Brian O’Higgins, a notable Canadian security researcher, once asked me, “What if there’s a vulnerability in a commonly used piece of software that lives in all servers, and that vulnerability is related to a (DRM) mechanism?” Under ACTA, security researchers would be handcuffed.
I’ve only highlighted these three provisions apparently contained in ACTA. Many others have leaked and many more will probably surface in the coming months.
Now, if you haven’t been following this story, you’re probably going to be pretty shocked over all of this. Of course, anybody following copyright reform will have expected this.
The reason for this treaty’s existence is blatantly obvious. The entertainment industry lobby is not going to give up.
Copyright reform bills have been met with huge criticism in Canada and throughout every country involved in this treaty. Here at home, the Conservatives have found it difficult to gain support for its proposed bills.
Remember those copyright reform consultations that Industry Canada held with Canadians over the summer? Well, that now appears to have been an exercise in futility, just something to give us the illusion that Canadians actually have a say on this issue.
But while ACTA continues to be debated and modified behind closed doors, all hope is not lost to prevent this legislation from sending the IT industry back to the stone age.
It goes without saying that the more pressure put on local MPs, the more they will get the message that Canada’s participation in this treaty is not wanted.
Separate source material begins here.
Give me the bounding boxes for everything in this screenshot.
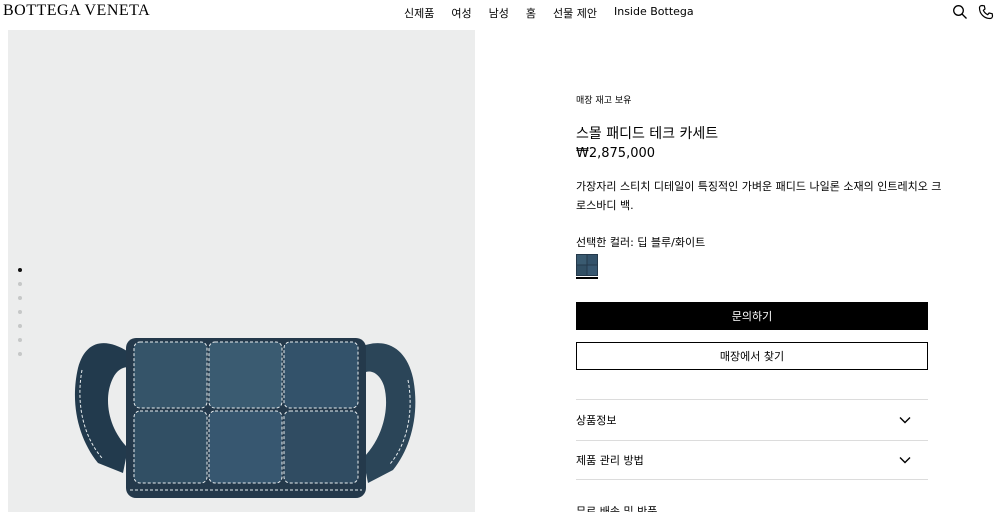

The lobby groups will only have a politician’s ears as long as the politician feels their job is safe.
If they believe that enough people will come out and vote against them because of copyright, they will change their tune.
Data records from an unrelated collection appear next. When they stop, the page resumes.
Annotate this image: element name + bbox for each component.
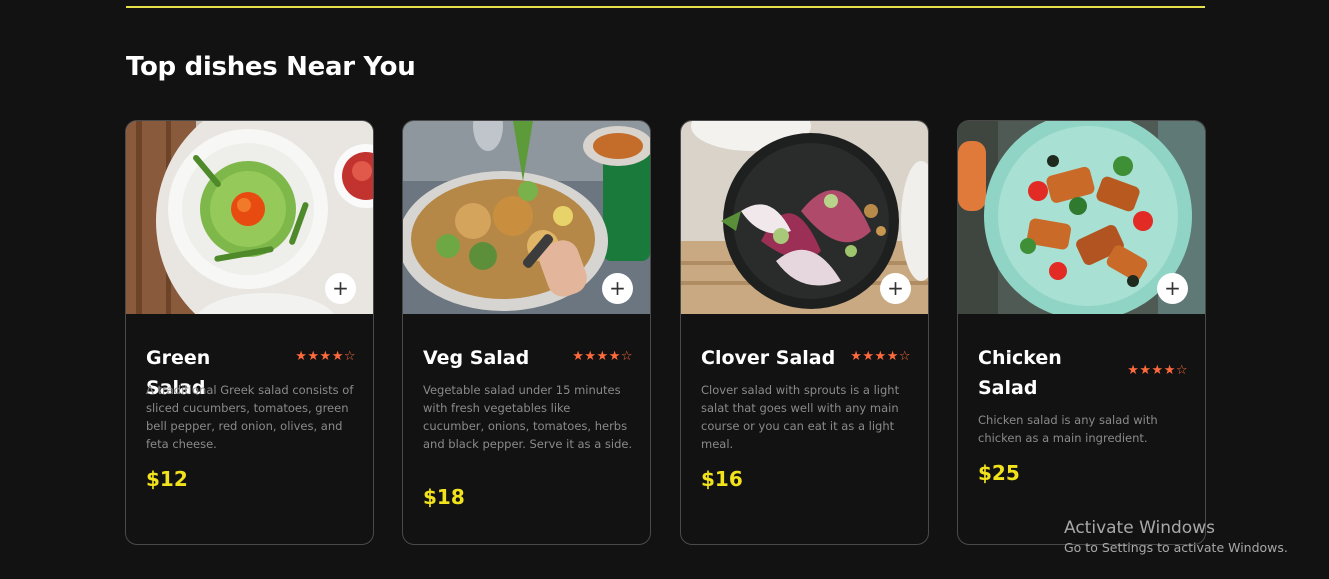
- star-filled-icon: ★: [584, 349, 597, 364]
- star-filled-icon: ★: [295, 349, 308, 364]
- star-filled-icon: ★: [862, 349, 875, 364]
- star-filled-icon: ★: [307, 349, 320, 364]
- dish-card[interactable]: + Chicken Salad ★★★★☆ Chicken salad is a…: [957, 120, 1206, 545]
- dish-description: Chicken salad is any salad with chicken …: [978, 413, 1158, 445]
- dish-cards-grid: + Green Salad ★★★★☆ A traditional Greek …: [125, 120, 1207, 546]
- add-to-cart-button[interactable]: +: [880, 273, 911, 304]
- star-filled-icon: ★: [1151, 363, 1164, 378]
- add-to-cart-button[interactable]: +: [602, 273, 633, 304]
- star-filled-icon: ★: [1127, 363, 1140, 378]
- rating-stars: ★★★★☆: [1127, 363, 1188, 378]
- dish-name: Clover Salad: [701, 347, 836, 369]
- star-empty-icon: ☆: [1175, 363, 1188, 378]
- dish-price: $25: [978, 461, 1020, 485]
- dish-price: $16: [701, 467, 743, 491]
- star-filled-icon: ★: [319, 349, 332, 364]
- dish-image: +: [403, 121, 650, 314]
- rating-stars: ★★★★☆: [295, 349, 356, 364]
- dish-image: +: [126, 121, 373, 314]
- dish-image: +: [958, 121, 1205, 314]
- add-to-cart-button[interactable]: +: [325, 273, 356, 304]
- dish-card-header: Veg Salad ★★★★☆: [423, 343, 633, 373]
- watermark-title: Activate Windows: [1064, 518, 1215, 538]
- activate-windows-watermark: Activate Windows Go to Settings to activ…: [1064, 517, 1288, 557]
- dish-name: Chicken Salad: [978, 347, 1062, 399]
- dish-card-header: Chicken Salad ★★★★☆: [978, 343, 1188, 403]
- star-filled-icon: ★: [596, 349, 609, 364]
- rating-stars: ★★★★☆: [572, 349, 633, 364]
- star-empty-icon: ☆: [620, 349, 633, 364]
- dish-price: $12: [146, 467, 188, 491]
- dish-card-header: Clover Salad ★★★★☆: [701, 343, 911, 373]
- dish-card[interactable]: + Clover Salad ★★★★☆ Clover salad with s…: [680, 120, 929, 545]
- dish-description: Vegetable salad under 15 minutes with fr…: [423, 383, 633, 451]
- watermark-subtitle: Go to Settings to activate Windows.: [1064, 540, 1288, 555]
- dish-image: +: [681, 121, 928, 314]
- dish-card[interactable]: + Veg Salad ★★★★☆ Vegetable salad under …: [402, 120, 651, 545]
- star-filled-icon: ★: [850, 349, 863, 364]
- star-filled-icon: ★: [1163, 363, 1176, 378]
- dish-description: Clover salad with sprouts is a light sal…: [701, 383, 900, 451]
- star-filled-icon: ★: [608, 349, 621, 364]
- star-filled-icon: ★: [886, 349, 899, 364]
- section-top-divider: [126, 6, 1205, 8]
- star-filled-icon: ★: [874, 349, 887, 364]
- dish-description: A traditional Greek salad consists of sl…: [146, 383, 354, 451]
- dish-name: Veg Salad: [423, 347, 530, 369]
- star-filled-icon: ★: [1139, 363, 1152, 378]
- rating-stars: ★★★★☆: [850, 349, 911, 364]
- dish-card[interactable]: + Green Salad ★★★★☆ A traditional Greek …: [125, 120, 374, 545]
- section-title: Top dishes Near You: [126, 52, 416, 82]
- star-filled-icon: ★: [572, 349, 585, 364]
- star-empty-icon: ☆: [343, 349, 356, 364]
- star-filled-icon: ★: [331, 349, 344, 364]
- star-empty-icon: ☆: [898, 349, 911, 364]
- dish-price: $18: [423, 485, 465, 509]
- add-to-cart-button[interactable]: +: [1157, 273, 1188, 304]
To do this, you need to spread the word to everybody that you know who might not understand this issue. People who sympathize with the entertainment industry and believe stiffer copyright laws are needed might be unaware of the unintended consequences of what ACTA’s proposing.
Finally, pressure needs to be put on the ISPs. EuroISPA, a trade group representing Europe’s Internet service providers, announced this week that ACTA would undermine the openness of the Internet and hurt innovation.
Bell and Rogers must renounce this international treaty as well and try to influence government officials against it.
If these ISPs put as much time into fighting for their customers’ rights to an open Internet as they do fighting each other’s advertising claims, maybe Canadians wouldn’t be clamoring for more competition in the telecom space.